On the pretext of moving into a smaller home, or of taking a long trip, here in Asunción (and I suppose in most of the rest of Latin America as well), we organize garage sales. Someone puts a price on their furniture, glassware and linens and exhibits (exposes?) them to the outside world. I have been to many such sales and I’ve always been fascinated by the interactions between the buyers and sellers, predominantly women, in which there are many elements at play: social class, current economic situation and, above all, ancestry. In these interactions, there is often a (veiled) decadence that these women work hard to hide.

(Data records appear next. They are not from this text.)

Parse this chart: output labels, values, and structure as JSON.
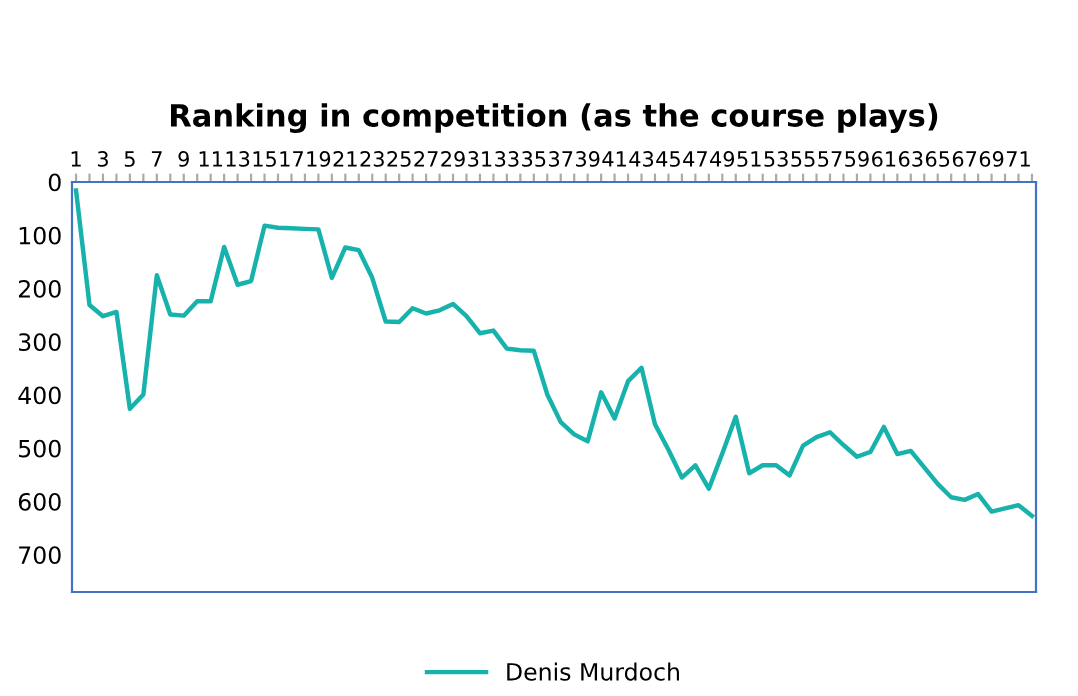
{
  "chart_data": {
    "type": "line",
    "title": "Ranking in competition (as the course plays)",
    "categories": [
      "1",
      null,
      "3",
      null,
      "5",
      null,
      "7",
      null,
      "9",
      null,
      "11",
      null,
      "13",
      null,
      "15",
      null,
      "17",
      null,
      "19",
      null,
      "21",
      null,
      "23",
      null,
      "25",
      null,
      "27",
      null,
      "29",
      null,
      "31",
      null,
      "33",
      null,
      "35",
      null,
      "37",
      null,
      "39",
      null,
      "41",
      null,
      "43",
      null,
      "45",
      null,
      "47",
      null,
      "49",
      null,
      "51",
      null,
      "53",
      null,
      "55",
      null,
      "57",
      null,
      "59",
      null,
      "61",
      null,
      "63",
      null,
      "65",
      null,
      "67",
      null,
      "69",
      null,
      "71",
      null
    ],
    "series": [
      {
        "name": "Denis Murdoch",
        "color": "#17b2ac",
        "values": [
          16,
          231,
          252,
          244,
          426,
          399,
          175,
          249,
          251,
          224,
          224,
          122,
          193,
          186,
          82,
          86,
          87,
          88,
          89,
          180,
          123,
          128,
          180,
          262,
          263,
          237,
          247,
          241,
          229,
          252,
          284,
          279,
          313,
          316,
          317,
          399,
          451,
          474,
          487,
          395,
          444,
          374,
          349,
          455,
          503,
          555,
          532,
          576,
          510,
          441,
          547,
          532,
          532,
          551,
          495,
          479,
          470,
          494,
          516,
          507,
          460,
          511,
          505,
          536,
          567,
          592,
          597,
          586,
          619,
          613,
          607,
          627
        ]
      }
    ],
    "ylim": [
      770,
      0
    ],
    "yticks": [
      0,
      100,
      200,
      300,
      400,
      500,
      600,
      700
    ],
    "grid": false,
    "legend": "bottom",
    "marker": "none",
    "line_style": "solid"
  }
}
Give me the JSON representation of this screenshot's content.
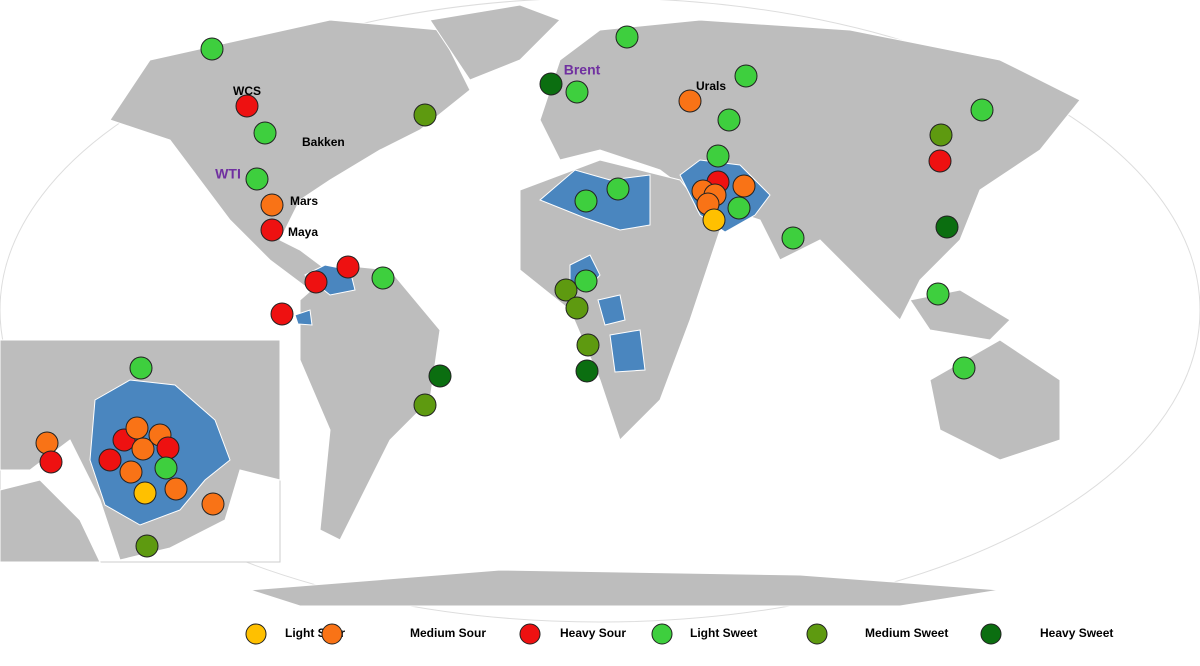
{
  "labels": [
    {
      "text": "WCS",
      "color": "#000000"
    },
    {
      "text": "Bakken",
      "color": "#000000"
    },
    {
      "text": "WTI",
      "color": "#7030a0"
    },
    {
      "text": "Mars",
      "color": "#000000"
    },
    {
      "text": "Maya",
      "color": "#000000"
    },
    {
      "text": "Brent",
      "color": "#7030a0"
    },
    {
      "text": "Urals",
      "color": "#000000"
    }
  ],
  "legend": [
    {
      "name": "Light Sour",
      "color": "#ffc000"
    },
    {
      "name": "Medium  Sour",
      "color": "#f97316"
    },
    {
      "name": "Heavy Sour",
      "color": "#ee1111"
    },
    {
      "name": "Light Sweet",
      "color": "#3ecf3e"
    },
    {
      "name": "Medium Sweet",
      "color": "#5e9a10"
    },
    {
      "name": "Heavy Sweet",
      "color": "#0b6e10"
    }
  ]
}
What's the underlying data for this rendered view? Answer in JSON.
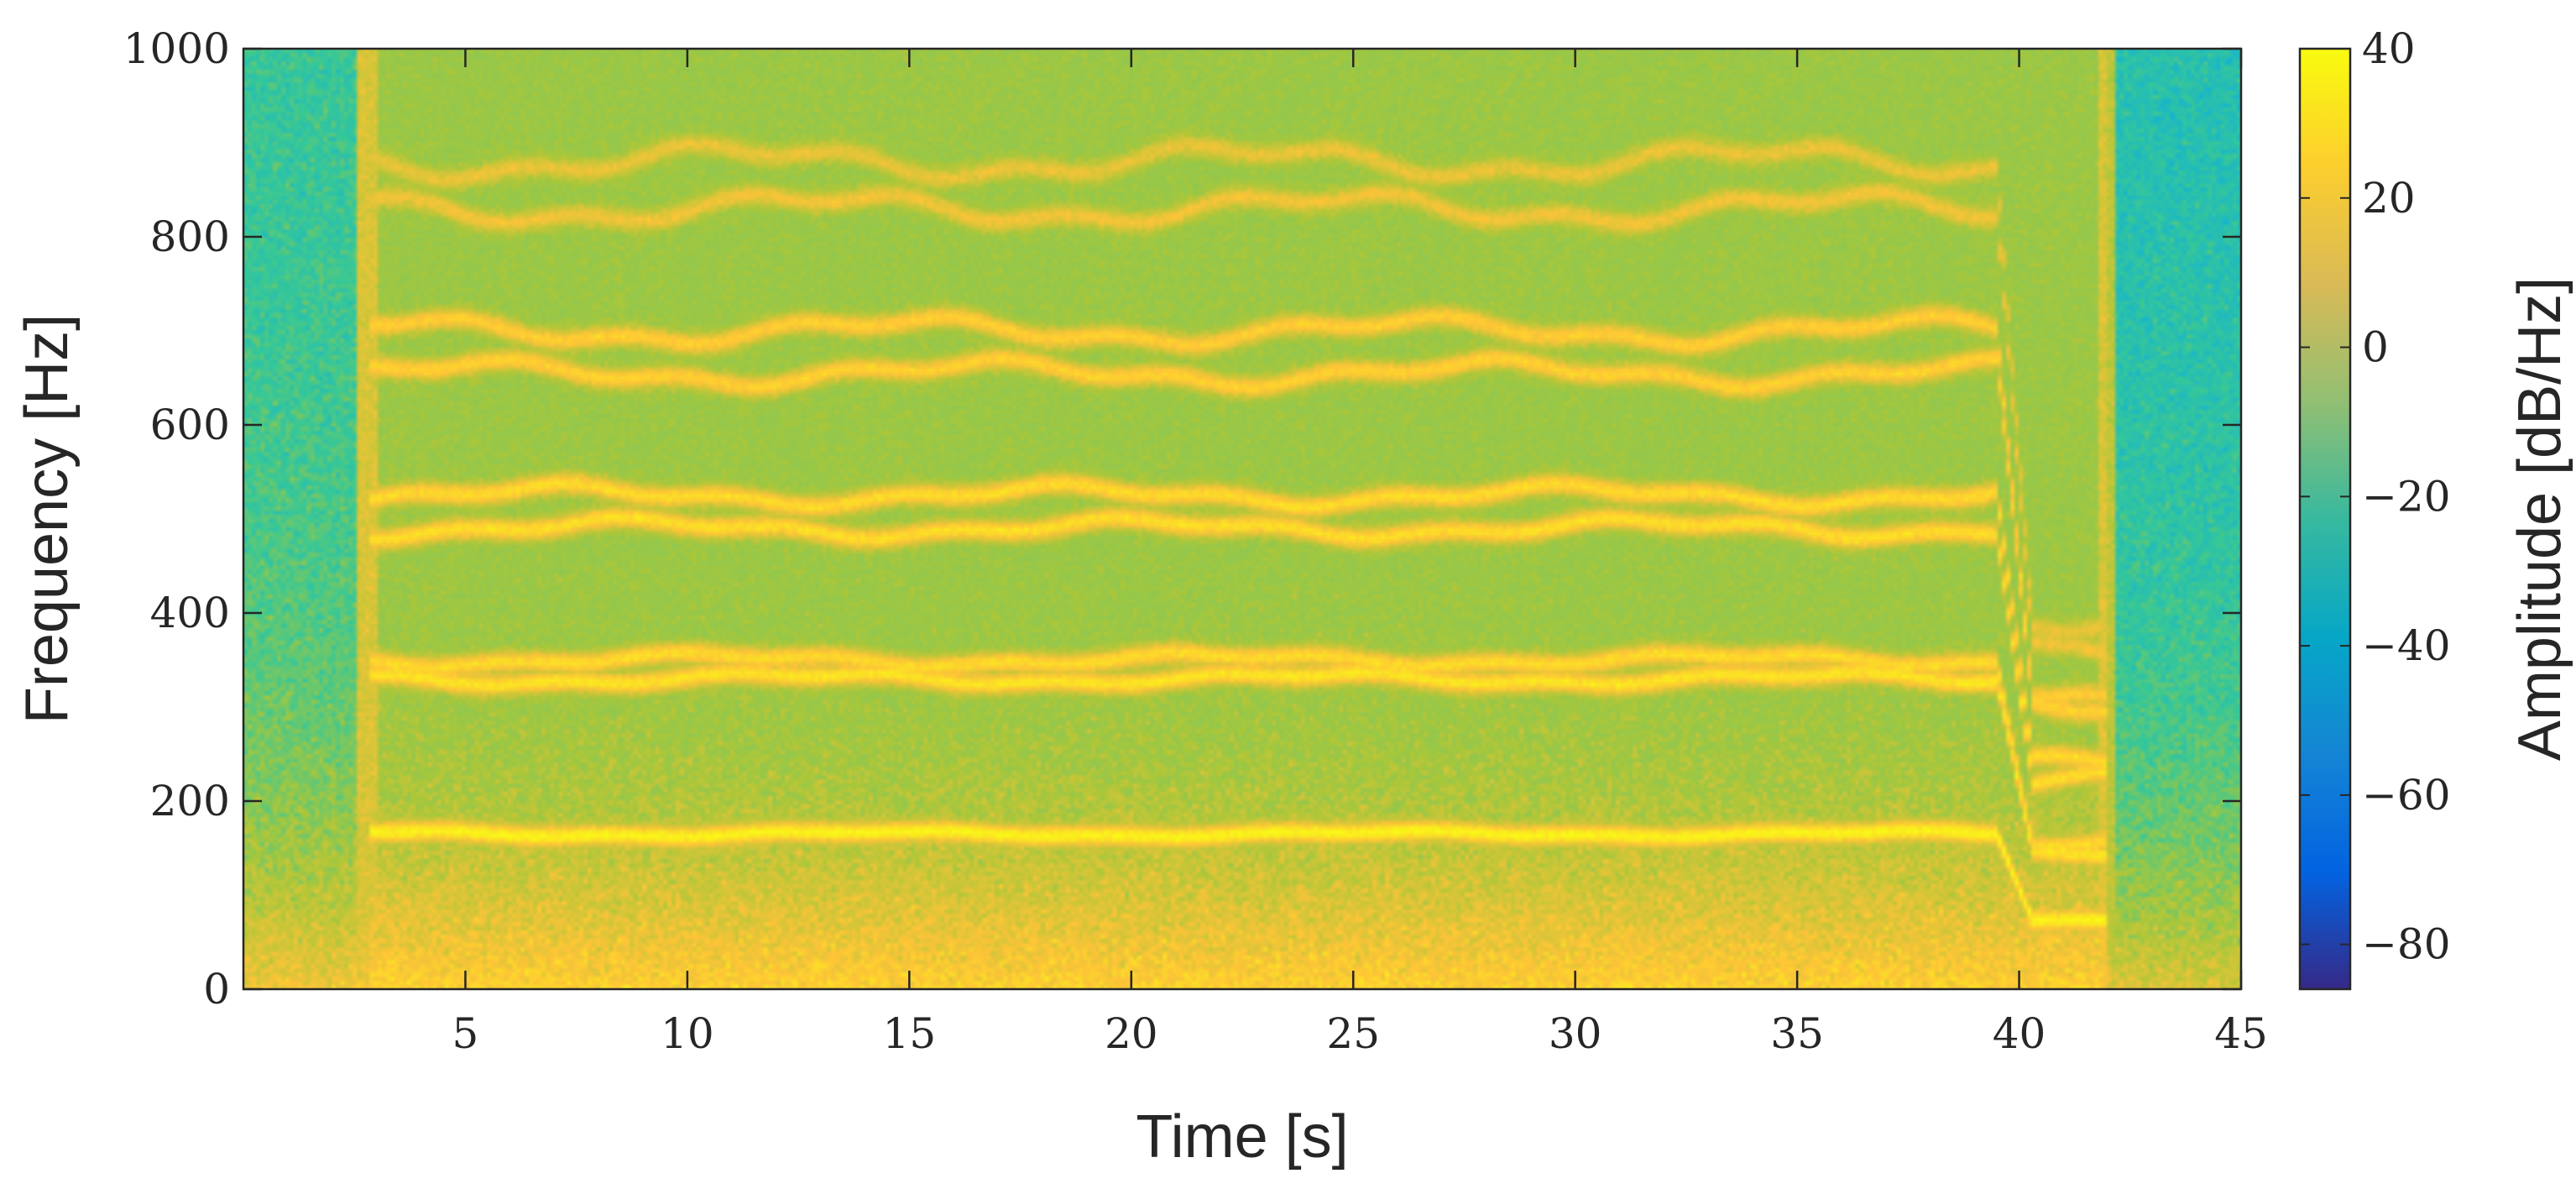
{
  "chart_data": {
    "type": "heatmap",
    "title": "",
    "xlabel": "Time [s]",
    "ylabel": "Frequency [Hz]",
    "colorbar_label": "Amplitude [dB/Hz]",
    "xlim": [
      0,
      45
    ],
    "ylim": [
      0,
      1000
    ],
    "clim": [
      -86,
      40
    ],
    "x_ticks": [
      5,
      10,
      15,
      20,
      25,
      30,
      35,
      40,
      45
    ],
    "y_ticks": [
      0,
      200,
      400,
      600,
      800,
      1000
    ],
    "colorbar_ticks": [
      40,
      20,
      0,
      -20,
      -40,
      -60,
      -80
    ],
    "colormap": "parula",
    "grid": false,
    "signal_start_s": 2.8,
    "signal_drop_s": 39.5,
    "signal_end_s": 42,
    "harmonics": [
      {
        "name": "h1",
        "frequency_hz": 165,
        "amplitude_db": 38
      },
      {
        "name": "h2",
        "frequency_hz": 330,
        "amplitude_db": 33
      },
      {
        "name": "h2b",
        "frequency_hz": 350,
        "amplitude_db": 30
      },
      {
        "name": "h3",
        "frequency_hz": 490,
        "amplitude_db": 31
      },
      {
        "name": "h3b",
        "frequency_hz": 525,
        "amplitude_db": 30
      },
      {
        "name": "h4",
        "frequency_hz": 655,
        "amplitude_db": 27
      },
      {
        "name": "h4b",
        "frequency_hz": 700,
        "amplitude_db": 26
      },
      {
        "name": "h5",
        "frequency_hz": 830,
        "amplitude_db": 20
      },
      {
        "name": "h5b",
        "frequency_hz": 880,
        "amplitude_db": 18
      }
    ],
    "background_db": {
      "low_freq": 20,
      "high_freq": -15
    }
  }
}
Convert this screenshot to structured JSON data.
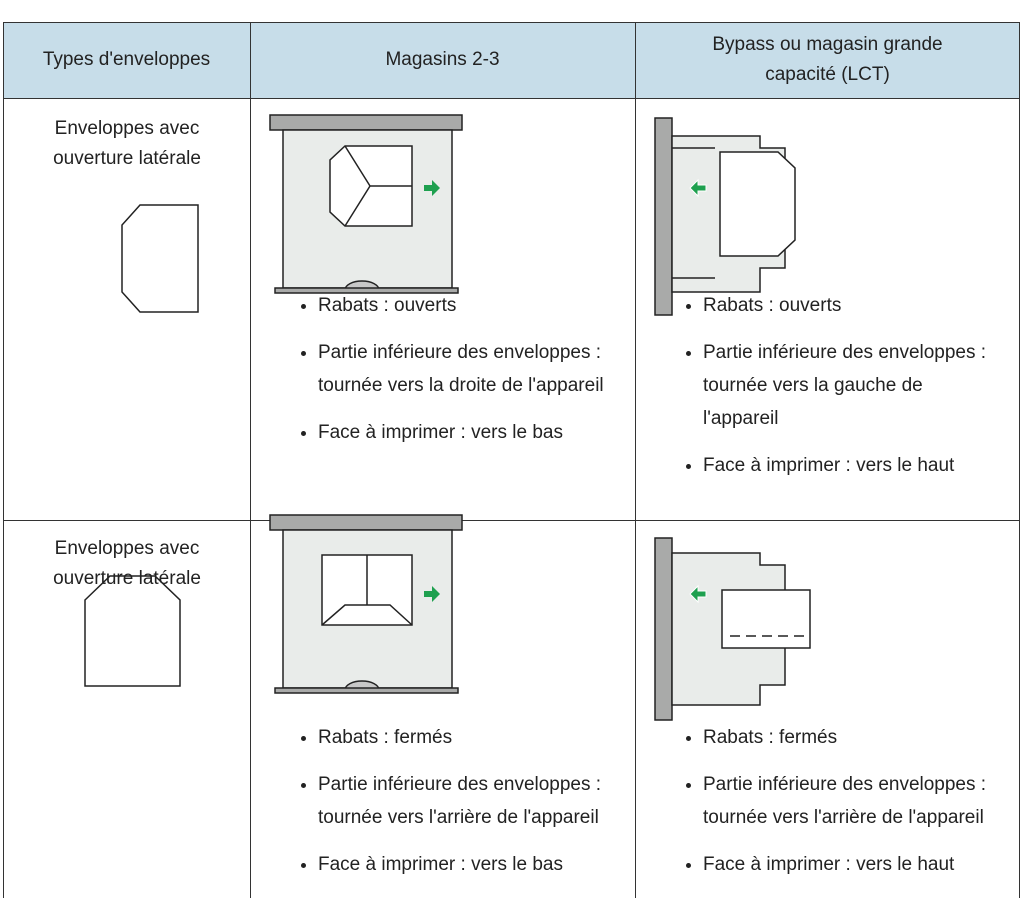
{
  "header": {
    "columns": [
      "Types d'enveloppes",
      "Magasins 2-3",
      "Bypass ou magasin grande capacité (LCT)"
    ]
  },
  "table": {
    "rows": [
      {
        "type": "Enveloppes avec ouverture latérale",
        "tray": [
          "Rabats : ouverts",
          "Partie inférieure des enveloppes : tournée vers la droite de l'appareil",
          "Face à imprimer : vers le bas"
        ],
        "bypass": [
          "Rabats : ouverts",
          "Partie inférieure des enveloppes : tournée vers la gauche de l'appareil",
          "Face à imprimer : vers le haut"
        ]
      },
      {
        "type": "Enveloppes avec ouverture latérale",
        "tray": [
          "Rabats : fermés",
          "Partie inférieure des enveloppes : tournée vers l'arrière de l'appareil",
          "Face à imprimer : vers le bas"
        ],
        "bypass": [
          "Rabats : fermés",
          "Partie inférieure des enveloppes : tournée vers l'arrière de l'appareil",
          "Face à imprimer : vers le haut"
        ]
      }
    ]
  }
}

Perhaps due to the strong impression that these sales made on me, one of the first scenes I wrote for Las herederas (The Heiresses) was the duel between Chela and a pair of buyers who have invaded the old mansion – until then, an overly private space – and paw her family heirlooms as if they were at a flea market. My favorite line of dialogue in the entire film is, “The plants aren’t for sale. If you want one, I can give it to you.” I must have heard it at one of these garage sales. And it is a perfect summary, in just fifteen words, of thousands of experiences of decadence, economic crisis and social class that I’ve witnessed in Asunción since I was a child.

Even though a script is, in most cases, written by one or two people, the ideas, dialogues and images that we write often arise from places as different as a prison and a garage sale and are then filtered through a collective process. In the gap between the page and the screen, the “pawing” of actors, technicians and producers, at least in the case of this script, has done a great deal of good.